Swansea University - Atomic, Molecular and Laser Physics

Welcome to Physics

Atomic, Molecular and Laser Physics

(Head of Group: Professor Michael Charlton)

Group Members.

Permanent Staff:

Dr. Will Bryan

Prof. Mike Charlton

Dr. Stefan Eriksson

Dr. Niels Madsen

Prof. Helmut Telle

Dr. Dirk-Peter van der Werf

Dr Saijun Wu

Postdoctoral Researchers:

Dr. Will Bertsche

Dr Aled Isaac

The research of the group focuses on: positron physics, in particular the properties of positronium and antihydrogen; neutrino mass measurements; the interaction between laser light and particles; and cold atoms and ions.
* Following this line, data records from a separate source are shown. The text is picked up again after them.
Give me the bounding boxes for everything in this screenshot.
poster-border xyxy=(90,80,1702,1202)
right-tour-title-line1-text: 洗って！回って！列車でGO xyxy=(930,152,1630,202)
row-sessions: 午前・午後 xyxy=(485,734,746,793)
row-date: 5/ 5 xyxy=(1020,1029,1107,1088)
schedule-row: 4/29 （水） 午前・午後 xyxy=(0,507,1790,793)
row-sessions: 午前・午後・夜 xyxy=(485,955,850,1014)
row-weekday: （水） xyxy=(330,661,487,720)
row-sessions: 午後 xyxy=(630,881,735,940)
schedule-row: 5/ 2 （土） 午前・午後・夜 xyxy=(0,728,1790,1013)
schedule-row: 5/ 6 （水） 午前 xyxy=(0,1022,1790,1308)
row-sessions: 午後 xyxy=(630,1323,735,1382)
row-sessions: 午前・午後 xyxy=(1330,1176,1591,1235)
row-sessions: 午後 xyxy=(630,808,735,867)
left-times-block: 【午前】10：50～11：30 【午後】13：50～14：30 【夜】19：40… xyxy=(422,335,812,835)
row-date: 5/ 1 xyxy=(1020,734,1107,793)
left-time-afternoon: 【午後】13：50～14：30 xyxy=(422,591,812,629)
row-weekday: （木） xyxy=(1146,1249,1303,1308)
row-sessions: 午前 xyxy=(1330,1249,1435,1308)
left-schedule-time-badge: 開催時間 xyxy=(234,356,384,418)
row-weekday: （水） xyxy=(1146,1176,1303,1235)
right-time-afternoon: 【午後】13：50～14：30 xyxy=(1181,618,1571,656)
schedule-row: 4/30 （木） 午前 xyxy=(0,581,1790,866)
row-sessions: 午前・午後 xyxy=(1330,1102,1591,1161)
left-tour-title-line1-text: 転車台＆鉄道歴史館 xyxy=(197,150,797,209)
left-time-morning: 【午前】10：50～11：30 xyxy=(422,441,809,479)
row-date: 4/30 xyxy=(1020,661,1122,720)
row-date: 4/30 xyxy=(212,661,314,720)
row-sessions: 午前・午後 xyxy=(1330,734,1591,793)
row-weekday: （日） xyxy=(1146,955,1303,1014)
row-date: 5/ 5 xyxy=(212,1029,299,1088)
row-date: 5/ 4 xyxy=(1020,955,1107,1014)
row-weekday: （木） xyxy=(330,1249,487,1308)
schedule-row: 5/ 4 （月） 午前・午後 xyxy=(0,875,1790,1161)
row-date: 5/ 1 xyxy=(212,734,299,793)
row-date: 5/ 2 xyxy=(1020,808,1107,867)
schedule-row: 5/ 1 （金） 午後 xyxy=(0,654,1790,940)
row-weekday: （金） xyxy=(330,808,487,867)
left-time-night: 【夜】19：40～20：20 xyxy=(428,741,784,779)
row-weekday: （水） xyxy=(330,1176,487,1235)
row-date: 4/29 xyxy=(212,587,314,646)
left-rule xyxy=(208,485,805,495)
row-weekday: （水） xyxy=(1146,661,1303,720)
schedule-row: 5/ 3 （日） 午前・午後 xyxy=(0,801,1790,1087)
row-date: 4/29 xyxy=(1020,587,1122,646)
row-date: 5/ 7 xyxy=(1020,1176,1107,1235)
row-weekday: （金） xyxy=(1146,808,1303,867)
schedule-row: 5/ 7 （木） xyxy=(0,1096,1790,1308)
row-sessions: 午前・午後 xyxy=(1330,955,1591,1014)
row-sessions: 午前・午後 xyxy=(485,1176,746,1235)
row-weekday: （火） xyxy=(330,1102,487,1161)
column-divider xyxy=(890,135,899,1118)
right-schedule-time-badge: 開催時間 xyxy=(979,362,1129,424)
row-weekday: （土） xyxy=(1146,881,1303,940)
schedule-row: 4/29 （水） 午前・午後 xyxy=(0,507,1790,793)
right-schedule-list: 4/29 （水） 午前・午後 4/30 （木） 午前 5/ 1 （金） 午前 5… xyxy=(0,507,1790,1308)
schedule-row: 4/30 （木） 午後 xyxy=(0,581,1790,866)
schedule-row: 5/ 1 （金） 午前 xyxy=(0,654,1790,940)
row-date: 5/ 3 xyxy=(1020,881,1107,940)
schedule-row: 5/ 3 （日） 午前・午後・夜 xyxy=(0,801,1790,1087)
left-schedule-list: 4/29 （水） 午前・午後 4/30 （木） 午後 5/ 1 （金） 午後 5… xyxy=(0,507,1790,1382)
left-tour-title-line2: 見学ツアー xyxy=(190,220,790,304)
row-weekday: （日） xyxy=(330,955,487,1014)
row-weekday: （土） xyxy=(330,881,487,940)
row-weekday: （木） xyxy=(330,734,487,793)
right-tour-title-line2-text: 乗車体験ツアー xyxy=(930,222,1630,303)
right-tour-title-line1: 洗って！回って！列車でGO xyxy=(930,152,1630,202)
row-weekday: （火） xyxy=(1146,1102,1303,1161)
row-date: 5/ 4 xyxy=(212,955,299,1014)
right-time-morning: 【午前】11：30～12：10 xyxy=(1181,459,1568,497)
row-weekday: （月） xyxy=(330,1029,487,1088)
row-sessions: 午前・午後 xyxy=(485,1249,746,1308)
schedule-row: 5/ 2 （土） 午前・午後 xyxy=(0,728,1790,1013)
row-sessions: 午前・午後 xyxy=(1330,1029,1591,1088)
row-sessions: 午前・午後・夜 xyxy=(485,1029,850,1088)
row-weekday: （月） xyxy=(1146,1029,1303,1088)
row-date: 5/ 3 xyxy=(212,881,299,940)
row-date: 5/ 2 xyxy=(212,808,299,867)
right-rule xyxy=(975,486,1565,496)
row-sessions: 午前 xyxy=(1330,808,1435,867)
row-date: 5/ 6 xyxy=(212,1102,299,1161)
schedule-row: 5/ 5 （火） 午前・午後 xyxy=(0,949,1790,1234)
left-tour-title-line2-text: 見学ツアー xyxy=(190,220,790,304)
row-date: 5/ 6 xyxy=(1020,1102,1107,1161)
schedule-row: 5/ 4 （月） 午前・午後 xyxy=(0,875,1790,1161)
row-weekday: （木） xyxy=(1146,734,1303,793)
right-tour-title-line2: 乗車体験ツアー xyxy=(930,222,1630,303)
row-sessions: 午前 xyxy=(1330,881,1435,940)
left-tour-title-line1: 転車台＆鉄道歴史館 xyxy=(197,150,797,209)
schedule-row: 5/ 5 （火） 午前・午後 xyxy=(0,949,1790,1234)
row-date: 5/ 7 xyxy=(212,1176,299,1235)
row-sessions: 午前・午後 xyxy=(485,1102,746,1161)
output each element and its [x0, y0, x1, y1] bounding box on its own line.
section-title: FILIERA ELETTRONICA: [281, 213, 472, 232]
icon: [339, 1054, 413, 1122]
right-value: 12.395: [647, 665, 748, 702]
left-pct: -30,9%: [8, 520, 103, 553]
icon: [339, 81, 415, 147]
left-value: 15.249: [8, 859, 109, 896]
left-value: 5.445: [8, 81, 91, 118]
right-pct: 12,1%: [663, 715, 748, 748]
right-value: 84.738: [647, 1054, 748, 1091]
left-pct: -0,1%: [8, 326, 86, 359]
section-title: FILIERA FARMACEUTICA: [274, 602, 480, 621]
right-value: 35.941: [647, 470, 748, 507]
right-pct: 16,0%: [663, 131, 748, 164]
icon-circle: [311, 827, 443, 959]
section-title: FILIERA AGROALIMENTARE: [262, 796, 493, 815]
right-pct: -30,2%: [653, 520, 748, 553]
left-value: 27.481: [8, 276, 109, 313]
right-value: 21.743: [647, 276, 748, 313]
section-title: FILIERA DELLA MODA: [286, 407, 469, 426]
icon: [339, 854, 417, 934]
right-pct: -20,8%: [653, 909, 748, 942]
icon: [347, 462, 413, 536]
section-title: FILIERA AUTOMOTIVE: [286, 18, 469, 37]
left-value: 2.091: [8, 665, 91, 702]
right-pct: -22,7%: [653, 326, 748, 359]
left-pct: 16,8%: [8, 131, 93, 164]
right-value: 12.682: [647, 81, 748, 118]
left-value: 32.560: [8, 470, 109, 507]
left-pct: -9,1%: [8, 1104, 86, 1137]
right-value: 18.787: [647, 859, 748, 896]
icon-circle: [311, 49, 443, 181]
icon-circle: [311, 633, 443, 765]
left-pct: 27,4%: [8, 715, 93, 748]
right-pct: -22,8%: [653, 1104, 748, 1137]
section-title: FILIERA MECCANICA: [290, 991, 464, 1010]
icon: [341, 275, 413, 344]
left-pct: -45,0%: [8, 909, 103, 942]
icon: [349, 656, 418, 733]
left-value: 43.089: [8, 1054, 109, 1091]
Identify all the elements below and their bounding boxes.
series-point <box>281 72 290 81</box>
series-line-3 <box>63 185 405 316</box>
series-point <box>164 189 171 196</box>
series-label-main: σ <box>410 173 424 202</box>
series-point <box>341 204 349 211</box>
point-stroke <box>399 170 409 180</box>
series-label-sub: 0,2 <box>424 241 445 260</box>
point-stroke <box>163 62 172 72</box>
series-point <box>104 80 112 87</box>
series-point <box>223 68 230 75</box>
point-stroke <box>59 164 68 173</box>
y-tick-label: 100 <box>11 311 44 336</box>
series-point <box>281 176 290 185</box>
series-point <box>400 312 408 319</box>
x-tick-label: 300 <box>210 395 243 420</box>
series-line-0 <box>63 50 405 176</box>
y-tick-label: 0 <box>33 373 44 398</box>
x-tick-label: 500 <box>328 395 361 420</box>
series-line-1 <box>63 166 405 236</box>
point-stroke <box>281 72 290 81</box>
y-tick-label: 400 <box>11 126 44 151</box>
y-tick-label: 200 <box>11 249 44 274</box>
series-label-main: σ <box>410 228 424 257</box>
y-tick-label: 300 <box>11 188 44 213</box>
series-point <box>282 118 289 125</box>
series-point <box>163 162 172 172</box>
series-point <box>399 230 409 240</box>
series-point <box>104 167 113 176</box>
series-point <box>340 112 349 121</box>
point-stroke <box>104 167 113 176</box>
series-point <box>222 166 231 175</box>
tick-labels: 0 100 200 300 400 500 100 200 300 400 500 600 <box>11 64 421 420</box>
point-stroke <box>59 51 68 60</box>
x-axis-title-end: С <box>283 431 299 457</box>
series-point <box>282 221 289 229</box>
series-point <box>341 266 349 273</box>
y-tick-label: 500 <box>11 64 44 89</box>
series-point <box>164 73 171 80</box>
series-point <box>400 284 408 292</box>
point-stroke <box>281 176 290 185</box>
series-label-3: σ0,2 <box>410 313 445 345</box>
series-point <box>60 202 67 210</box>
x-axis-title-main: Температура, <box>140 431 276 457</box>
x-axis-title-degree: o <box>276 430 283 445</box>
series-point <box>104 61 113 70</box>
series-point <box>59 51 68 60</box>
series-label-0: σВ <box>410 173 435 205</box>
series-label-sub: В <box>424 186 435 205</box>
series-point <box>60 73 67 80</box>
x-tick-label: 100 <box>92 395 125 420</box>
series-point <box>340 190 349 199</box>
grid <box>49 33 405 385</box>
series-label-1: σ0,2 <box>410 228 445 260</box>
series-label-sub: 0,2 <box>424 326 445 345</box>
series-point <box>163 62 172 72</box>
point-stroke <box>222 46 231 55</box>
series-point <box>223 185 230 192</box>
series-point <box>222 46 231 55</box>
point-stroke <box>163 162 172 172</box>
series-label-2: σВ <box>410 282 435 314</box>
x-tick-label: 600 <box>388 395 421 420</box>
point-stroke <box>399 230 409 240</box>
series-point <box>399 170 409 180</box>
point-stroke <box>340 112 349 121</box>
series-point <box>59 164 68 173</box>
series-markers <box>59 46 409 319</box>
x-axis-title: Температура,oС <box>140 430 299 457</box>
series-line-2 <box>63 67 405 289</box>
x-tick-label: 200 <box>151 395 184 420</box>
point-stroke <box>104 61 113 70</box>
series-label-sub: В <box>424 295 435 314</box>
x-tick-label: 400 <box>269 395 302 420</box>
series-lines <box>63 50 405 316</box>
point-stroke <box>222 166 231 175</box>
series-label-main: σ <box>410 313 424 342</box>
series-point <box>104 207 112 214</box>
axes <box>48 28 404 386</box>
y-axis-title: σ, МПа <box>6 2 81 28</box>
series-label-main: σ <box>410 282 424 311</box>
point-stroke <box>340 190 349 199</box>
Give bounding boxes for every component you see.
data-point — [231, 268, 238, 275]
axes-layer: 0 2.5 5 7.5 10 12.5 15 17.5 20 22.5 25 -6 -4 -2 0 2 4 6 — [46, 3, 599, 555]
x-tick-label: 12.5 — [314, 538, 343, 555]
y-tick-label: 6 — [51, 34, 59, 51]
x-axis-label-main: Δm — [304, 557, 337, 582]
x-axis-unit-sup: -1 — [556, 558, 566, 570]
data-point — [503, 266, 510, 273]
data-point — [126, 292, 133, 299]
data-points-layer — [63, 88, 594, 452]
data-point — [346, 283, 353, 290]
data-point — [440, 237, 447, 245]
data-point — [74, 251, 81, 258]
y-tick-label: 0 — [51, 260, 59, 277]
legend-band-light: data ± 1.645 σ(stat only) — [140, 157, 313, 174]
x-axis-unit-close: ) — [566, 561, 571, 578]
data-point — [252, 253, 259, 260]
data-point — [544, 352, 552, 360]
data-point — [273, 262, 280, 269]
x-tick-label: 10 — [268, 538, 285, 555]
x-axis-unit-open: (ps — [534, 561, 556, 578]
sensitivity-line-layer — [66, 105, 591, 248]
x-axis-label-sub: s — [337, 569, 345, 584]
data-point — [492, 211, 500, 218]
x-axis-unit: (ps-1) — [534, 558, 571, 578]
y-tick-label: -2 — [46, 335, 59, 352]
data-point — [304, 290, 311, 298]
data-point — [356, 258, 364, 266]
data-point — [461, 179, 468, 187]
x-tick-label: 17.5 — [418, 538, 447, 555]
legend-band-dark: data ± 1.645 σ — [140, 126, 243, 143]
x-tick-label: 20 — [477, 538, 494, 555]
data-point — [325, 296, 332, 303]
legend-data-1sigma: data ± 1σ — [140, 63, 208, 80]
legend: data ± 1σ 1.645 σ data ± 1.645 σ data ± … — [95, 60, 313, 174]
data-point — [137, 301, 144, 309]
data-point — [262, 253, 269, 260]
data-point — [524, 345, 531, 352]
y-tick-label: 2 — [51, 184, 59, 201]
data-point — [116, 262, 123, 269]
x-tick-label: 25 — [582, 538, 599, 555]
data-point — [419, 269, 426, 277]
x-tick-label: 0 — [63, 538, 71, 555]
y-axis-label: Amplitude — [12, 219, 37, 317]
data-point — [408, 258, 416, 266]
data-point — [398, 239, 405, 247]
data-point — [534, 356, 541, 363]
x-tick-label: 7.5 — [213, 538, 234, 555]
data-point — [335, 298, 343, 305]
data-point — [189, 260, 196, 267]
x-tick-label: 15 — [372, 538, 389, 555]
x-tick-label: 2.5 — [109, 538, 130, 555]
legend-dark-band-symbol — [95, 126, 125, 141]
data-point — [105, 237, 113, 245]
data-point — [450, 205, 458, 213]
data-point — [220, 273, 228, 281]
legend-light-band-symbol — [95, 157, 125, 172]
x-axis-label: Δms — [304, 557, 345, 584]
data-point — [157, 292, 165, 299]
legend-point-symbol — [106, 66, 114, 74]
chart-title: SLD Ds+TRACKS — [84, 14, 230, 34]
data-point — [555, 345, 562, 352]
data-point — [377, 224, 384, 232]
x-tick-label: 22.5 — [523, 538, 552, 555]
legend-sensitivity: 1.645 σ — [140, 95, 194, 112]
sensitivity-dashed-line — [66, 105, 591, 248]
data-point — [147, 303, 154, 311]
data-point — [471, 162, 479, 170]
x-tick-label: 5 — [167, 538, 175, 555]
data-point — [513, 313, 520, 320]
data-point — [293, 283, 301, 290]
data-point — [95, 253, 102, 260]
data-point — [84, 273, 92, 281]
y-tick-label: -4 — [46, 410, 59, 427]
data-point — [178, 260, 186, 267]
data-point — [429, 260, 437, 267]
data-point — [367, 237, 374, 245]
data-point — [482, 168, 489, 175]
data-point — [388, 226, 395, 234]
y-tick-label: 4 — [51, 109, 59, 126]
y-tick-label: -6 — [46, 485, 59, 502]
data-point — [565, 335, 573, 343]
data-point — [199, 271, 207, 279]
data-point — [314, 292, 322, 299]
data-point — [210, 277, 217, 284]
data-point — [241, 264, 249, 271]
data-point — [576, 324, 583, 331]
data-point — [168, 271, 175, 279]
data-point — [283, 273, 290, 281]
Recent research highlights:

  • first trapping of antihydrogen atoms in the laboratory (MC, NM, DPvdW, SE, W Bertsche)
  • pioneering study of antihydrogen formation dynamics in an octopolar magnetic minimum neutral atom trap (MC, NM, DPvdW, W Bertsche)
  • discovery of suppression of ionization in low energy antiproton-molecular collisions (MC)
  • creation of the first atoms of ultra-low energy antihydrogen in the laboratory (MC, NM, DPvdW).
  • pioneering studies of the mechanisms and dynamics of antihydrogen formation when antiprotons are merged with a positron cloud in a high-field Penning trap (MC, NM, DPvdW).
  • demonstration that quadrupolar fields strong enough to trap antihydrogen have field gradients which dramatically reduce survival times for charged plasmas, but that positron and antiproton plasmas can be held in a Penning trap with a superimposed octupolar trap for periods consistent with the mixing cycles for antihydrogen formation (MC, NM, DPvdW).
  • a new method to manufacture antiprotonic hydrogen (or protonium) in vacuum via the controlled interaction of cold antiprotons with molecular hydrogen ions producing states with microsecond liftimes suitable for spectroscopy (MC,NM,DPvdW).
  • implementation of a state-of-the-art laser Raman system for monitoring dynamic behaviour and isotopic composition of the gas mixtures injected into the tritium beta-deacy source used in the KATRIN experiment to measure the neutrinio rest mass (MC, RL, HT).
  • first observation of transitory low-lying electron states in Ar and Kr during multi-electron tunnel ionisation by a circularly-polarised laser pulse, an exciting development in attosecond science opening up the possibility to create exotic materials (WB).
  • direct study of laser-induced electron-ion recombination using a beam of excited Kr^+ ions, elucidating the mechanism for the production of attosecond pulses in the XUV spectral region (WB).
  • investigation of vibrational and rotational wavepackets in small molecules and ions with a view to their use in quantum computation; in particular the quantum revival of a laser-driven vibrartional wavepacket in D_2^+ has been isolated from an incohenrent bath of room-temperature D_2 (WB).
  • investigation of reaction dynamics and molecular quantum states in the gas phase, exemplfied by CaH/CaD and their ions (HT).
  • creation and manipulation of dense positron plasmas and the development in Swansea of a new rapid-cycle positron accumulator interfaced to both a laser system (for positronium spectroscopy) and a high magnetic field apparatus (to study magnetised positronium states) (MC, CAI, NM, HT, DPvdW).
  • development of micro-optics and microtraps suitable for single-atom detection (SE).
  • world's first creation of a Bose-Einstein Condensate on a permanent magnet atom chip (SE).
  • proof of principle that scalable optical microcavities with open access can be used as detectors with single-atom sensitivity, a first step towards building a quantum network of neutral atoms on a chip (SE).